Mittendrin: Die Freie Burschenschaft Germania zu Iserlohn, gegründet 1955. (Ehe-)Frauen sind nicht zugelassen, man(n) bleibt unter sich. "Wir sind die einzige Burschenschaft in Iserlohn, aber sowas wie uns gibt's an jeder Uni", betont Thomas Slatosch, Germania-Archivar und Abteilungsleiter bei einem Dortmunder Industrieunternehmen.

Der 43-Jährige beschwört die Normalität, kurz darauf hält um ihn herum ein Parademarsch Einzug in den Saal. Brust raus, Paradeschläger in die Luft. Dazu spielt Slatosch pathetische Akkordeon-Töne. Was sich hier abspielt, ist im wahrsten Wortsinn anachronistisch, aus der Zeit heraus gelöst.

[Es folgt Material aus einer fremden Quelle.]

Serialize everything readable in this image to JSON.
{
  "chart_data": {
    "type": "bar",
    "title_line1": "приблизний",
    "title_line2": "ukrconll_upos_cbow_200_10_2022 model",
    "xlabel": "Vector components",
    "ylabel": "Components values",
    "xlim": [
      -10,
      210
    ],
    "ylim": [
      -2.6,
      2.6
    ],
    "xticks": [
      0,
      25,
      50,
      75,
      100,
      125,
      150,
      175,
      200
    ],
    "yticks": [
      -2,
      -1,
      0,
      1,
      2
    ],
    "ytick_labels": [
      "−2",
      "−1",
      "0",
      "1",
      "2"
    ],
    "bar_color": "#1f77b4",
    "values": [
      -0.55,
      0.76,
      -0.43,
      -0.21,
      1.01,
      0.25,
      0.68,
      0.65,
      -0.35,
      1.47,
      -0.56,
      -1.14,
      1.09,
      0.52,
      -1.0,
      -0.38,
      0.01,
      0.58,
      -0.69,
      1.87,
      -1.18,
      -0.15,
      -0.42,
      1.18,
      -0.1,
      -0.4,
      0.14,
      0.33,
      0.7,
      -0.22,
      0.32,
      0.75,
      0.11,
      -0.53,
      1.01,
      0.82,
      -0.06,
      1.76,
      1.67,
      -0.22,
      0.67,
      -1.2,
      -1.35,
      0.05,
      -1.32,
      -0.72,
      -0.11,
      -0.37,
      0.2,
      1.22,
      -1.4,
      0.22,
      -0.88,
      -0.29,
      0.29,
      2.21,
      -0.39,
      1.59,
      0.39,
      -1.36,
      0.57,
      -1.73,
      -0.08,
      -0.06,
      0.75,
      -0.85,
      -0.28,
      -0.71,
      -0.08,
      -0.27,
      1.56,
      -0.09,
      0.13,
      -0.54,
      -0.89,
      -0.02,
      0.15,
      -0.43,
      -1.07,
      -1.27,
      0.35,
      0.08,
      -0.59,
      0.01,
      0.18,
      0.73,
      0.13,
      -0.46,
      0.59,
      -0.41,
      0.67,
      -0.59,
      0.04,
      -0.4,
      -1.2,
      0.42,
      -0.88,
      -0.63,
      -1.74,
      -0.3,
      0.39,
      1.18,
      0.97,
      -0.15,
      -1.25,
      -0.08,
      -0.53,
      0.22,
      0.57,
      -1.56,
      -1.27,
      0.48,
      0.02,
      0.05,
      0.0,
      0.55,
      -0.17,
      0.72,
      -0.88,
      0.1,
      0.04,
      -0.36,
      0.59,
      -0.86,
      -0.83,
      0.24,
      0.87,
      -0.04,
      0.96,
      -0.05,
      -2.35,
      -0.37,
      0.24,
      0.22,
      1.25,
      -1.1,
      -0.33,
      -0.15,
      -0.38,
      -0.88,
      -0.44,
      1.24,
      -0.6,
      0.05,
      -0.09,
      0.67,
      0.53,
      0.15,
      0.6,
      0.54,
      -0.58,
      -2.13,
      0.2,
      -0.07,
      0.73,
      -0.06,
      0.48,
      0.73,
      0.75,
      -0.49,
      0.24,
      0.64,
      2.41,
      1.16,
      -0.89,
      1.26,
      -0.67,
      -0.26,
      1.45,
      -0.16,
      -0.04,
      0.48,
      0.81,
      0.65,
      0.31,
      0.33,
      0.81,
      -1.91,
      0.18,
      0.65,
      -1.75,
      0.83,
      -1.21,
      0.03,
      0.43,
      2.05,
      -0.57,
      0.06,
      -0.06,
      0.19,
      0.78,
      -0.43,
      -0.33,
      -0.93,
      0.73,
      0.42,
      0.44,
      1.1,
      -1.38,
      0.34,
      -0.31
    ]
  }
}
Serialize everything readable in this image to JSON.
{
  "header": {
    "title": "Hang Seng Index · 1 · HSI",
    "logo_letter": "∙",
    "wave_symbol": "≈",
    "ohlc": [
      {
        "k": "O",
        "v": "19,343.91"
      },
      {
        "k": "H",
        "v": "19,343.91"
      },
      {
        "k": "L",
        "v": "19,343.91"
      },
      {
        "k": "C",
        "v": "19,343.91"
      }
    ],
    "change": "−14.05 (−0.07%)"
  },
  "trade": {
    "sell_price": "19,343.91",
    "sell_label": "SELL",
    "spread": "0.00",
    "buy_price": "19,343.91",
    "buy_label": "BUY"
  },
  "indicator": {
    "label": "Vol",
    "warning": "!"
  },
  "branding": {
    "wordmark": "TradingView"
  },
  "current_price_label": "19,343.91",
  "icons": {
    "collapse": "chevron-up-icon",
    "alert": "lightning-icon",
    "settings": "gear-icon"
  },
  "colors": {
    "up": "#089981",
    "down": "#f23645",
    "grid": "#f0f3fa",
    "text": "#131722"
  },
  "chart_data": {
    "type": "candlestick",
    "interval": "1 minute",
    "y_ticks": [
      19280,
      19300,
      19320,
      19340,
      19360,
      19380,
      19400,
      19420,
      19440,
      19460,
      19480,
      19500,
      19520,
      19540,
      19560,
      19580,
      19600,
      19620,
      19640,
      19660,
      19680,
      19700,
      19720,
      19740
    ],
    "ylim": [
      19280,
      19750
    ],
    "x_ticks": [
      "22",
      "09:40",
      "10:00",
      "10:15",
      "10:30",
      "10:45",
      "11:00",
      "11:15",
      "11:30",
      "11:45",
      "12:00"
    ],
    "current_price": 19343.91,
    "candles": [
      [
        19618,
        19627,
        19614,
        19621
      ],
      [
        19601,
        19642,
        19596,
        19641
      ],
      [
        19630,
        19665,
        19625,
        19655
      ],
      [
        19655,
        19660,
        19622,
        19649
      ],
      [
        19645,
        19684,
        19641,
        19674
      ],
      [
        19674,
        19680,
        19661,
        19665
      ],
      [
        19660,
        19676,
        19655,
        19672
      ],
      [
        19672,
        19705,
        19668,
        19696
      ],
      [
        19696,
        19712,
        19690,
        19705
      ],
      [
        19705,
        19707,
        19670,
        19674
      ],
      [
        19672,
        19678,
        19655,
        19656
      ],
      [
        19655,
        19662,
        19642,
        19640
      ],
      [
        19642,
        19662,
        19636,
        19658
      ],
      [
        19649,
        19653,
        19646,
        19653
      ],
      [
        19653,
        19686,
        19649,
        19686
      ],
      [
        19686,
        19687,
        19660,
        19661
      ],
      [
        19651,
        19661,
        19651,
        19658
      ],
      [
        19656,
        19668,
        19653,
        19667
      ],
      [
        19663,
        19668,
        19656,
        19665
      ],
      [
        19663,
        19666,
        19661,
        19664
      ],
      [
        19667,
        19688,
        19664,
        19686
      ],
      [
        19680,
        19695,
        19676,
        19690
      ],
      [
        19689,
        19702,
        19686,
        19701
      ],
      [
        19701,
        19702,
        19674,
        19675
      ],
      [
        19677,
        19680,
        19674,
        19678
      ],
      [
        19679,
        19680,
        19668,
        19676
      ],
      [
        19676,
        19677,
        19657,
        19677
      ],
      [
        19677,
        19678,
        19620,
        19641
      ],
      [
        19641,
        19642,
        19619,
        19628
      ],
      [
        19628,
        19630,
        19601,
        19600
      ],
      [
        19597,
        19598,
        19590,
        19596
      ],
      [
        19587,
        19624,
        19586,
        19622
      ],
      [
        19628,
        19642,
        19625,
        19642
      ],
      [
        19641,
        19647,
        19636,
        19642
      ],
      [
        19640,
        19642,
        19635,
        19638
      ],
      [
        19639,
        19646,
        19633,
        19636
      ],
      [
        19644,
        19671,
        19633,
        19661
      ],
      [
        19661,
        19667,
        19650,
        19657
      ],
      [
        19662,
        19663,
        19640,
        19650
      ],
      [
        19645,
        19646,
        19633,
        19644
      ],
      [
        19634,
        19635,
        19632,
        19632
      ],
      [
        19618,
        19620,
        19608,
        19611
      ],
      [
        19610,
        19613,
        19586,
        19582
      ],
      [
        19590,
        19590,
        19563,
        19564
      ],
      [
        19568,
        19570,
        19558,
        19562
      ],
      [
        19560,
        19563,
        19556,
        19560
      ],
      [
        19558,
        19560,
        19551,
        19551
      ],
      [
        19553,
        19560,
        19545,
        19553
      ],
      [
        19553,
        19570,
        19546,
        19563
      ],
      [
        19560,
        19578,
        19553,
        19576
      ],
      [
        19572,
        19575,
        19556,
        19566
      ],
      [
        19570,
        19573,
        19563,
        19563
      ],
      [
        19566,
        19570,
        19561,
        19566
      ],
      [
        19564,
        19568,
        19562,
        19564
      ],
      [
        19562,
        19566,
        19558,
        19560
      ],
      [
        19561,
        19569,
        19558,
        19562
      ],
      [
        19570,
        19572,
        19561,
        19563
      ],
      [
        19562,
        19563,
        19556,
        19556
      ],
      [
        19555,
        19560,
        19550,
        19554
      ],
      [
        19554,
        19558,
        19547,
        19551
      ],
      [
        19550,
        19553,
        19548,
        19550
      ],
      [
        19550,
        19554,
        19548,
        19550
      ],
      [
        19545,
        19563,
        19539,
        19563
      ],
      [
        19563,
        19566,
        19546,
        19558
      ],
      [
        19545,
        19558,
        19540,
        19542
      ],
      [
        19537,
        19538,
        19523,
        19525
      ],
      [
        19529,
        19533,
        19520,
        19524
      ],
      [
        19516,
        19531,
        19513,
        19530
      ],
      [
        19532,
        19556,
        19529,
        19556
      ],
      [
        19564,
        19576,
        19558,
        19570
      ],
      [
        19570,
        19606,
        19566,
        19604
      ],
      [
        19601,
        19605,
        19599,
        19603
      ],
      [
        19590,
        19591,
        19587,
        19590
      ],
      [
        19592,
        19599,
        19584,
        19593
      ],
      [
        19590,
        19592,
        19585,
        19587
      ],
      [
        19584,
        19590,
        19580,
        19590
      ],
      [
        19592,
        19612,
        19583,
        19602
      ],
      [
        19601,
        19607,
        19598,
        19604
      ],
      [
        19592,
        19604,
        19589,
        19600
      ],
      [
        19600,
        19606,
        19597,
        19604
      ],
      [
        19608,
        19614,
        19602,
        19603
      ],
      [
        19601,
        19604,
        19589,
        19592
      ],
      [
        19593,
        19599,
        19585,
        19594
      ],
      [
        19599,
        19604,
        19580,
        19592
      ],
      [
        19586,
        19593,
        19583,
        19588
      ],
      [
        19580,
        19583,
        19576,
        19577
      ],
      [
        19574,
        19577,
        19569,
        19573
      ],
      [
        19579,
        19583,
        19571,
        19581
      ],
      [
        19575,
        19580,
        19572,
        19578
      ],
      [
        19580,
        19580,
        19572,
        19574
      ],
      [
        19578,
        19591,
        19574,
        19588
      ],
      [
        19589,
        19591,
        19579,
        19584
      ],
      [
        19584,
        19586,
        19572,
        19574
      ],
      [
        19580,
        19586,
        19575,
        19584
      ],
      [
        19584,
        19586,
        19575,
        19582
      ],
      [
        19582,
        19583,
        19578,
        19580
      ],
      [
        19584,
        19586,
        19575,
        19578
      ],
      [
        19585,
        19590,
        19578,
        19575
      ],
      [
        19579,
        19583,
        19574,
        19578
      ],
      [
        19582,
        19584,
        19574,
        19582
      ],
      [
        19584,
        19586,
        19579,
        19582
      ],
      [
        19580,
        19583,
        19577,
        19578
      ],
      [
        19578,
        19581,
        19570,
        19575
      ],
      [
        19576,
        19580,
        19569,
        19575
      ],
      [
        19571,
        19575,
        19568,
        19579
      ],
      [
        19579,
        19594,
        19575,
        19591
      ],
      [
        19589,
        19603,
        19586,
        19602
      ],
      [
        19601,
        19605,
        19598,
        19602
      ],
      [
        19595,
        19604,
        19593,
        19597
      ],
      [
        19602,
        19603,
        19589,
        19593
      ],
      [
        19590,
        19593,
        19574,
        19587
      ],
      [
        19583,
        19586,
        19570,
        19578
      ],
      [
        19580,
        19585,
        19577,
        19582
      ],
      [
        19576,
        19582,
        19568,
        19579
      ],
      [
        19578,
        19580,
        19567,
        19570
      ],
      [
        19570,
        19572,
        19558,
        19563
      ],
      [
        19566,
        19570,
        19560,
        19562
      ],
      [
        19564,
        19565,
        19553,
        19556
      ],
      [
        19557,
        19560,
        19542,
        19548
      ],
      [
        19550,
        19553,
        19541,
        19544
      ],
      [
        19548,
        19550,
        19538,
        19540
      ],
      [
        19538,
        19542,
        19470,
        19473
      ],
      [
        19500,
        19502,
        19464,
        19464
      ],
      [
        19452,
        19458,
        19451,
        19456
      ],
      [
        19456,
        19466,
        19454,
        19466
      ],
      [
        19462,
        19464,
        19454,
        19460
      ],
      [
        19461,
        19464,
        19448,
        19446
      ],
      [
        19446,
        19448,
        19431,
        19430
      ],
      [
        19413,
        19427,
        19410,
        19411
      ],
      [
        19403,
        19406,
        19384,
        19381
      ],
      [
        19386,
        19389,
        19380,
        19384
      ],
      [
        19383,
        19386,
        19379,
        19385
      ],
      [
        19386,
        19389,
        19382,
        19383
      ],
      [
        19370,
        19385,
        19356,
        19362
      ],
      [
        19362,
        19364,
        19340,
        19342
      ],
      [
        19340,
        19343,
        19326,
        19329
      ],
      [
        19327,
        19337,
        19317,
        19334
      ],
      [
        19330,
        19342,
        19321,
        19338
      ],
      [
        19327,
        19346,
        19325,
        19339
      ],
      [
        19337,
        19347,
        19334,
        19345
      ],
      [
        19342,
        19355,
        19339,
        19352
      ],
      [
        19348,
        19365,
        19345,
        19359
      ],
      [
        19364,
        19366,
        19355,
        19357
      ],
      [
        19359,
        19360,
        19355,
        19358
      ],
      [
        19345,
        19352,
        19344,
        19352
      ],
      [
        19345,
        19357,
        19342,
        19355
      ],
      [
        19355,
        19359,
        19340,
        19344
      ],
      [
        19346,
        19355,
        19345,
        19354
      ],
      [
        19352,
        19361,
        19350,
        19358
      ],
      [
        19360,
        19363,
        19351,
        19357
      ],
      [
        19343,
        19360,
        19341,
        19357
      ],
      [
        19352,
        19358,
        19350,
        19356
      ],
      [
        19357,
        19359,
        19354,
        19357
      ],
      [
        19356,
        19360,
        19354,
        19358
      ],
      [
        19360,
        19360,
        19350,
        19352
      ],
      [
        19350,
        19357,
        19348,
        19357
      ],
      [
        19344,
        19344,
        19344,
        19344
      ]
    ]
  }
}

Derweil bemüht sich der Tastenspieler sichtlich, seine Organisation in ein gutes Licht zu rücken. "Wir heben gesellschaftliche Stände auf", sagt Slatosch. "Bei uns ist jeder gleich, egal wo er herkommt. Ich muss hier niemanden Professor nennen, jeder hat nur seinen Bierspitz." Er spricht vom Spitznamen, mit dem sich hier alle ansprechen. Slatosch heißt "Allegro". Allerdings: An diesem Anspruch gemessen fällt die strenge Sitzordnung im Saal auf. Zur rechten Hand sitzen "Alte Herren", gesetzte und verdiente Verbindungsbrüder. Zur linken hocken "Füchse", junge, unerfahrene Studis. "Die sollen von den alten was lernen", doziert Slatosch, seit mehr als zwei Jahrzehnten Burschenschaftler.

Zusätzlich symbolisiert wird die Hierarchisierung durch Schärpen, die aussehen wie Hosenträger, und Zipfel, die vom Gürtel hängen. Jeder Eingeweihte erkennt den Rang. Slatosch begründet diese Verkleidung so: "Die Positionen in der Wirtschaft, die Menschen wie wir bekleiden, benötigen Ordnung." Er meint Führungspositionen, eine möglichst geschlossene Riege. "Viele Bundesbrüder haben auf ihrem Weg in die Wirtschaft von der Burschenschaft profitiert."

So verrät auch FH-Mecha-troniker Christoph Schütte, was Studenten motiviert, sich den Ritualen zu unterwerfen. "Das erhöht die Berufschancen enorm", sagt der 24-Jährige, der im 6. Semester studiert und seit einem Jahr der Burschenschaft angehört. Dafür zog er sich auch gern nackt aus und ließ sich von Kopf bis Fuß mit Bier übergießen. So verlangt's das Aufnahmeritual der Germania.

Slatosch schlägt - auch ohne Säbel - in die gleiche Kerbe. "Als kleiner Werksstudent hatte ich einen Boss, von dem ich wusste, er ist in der Germania. Da habe ich mich mit meinem Bierspitz vorgestellt. Schon waren wir auf einer Wellenlänge. Wenn Sie wissen, was ich meine..."

"Viele Bundesbrüder haben in der Wirtschaft von der Burschenschaft profitiert."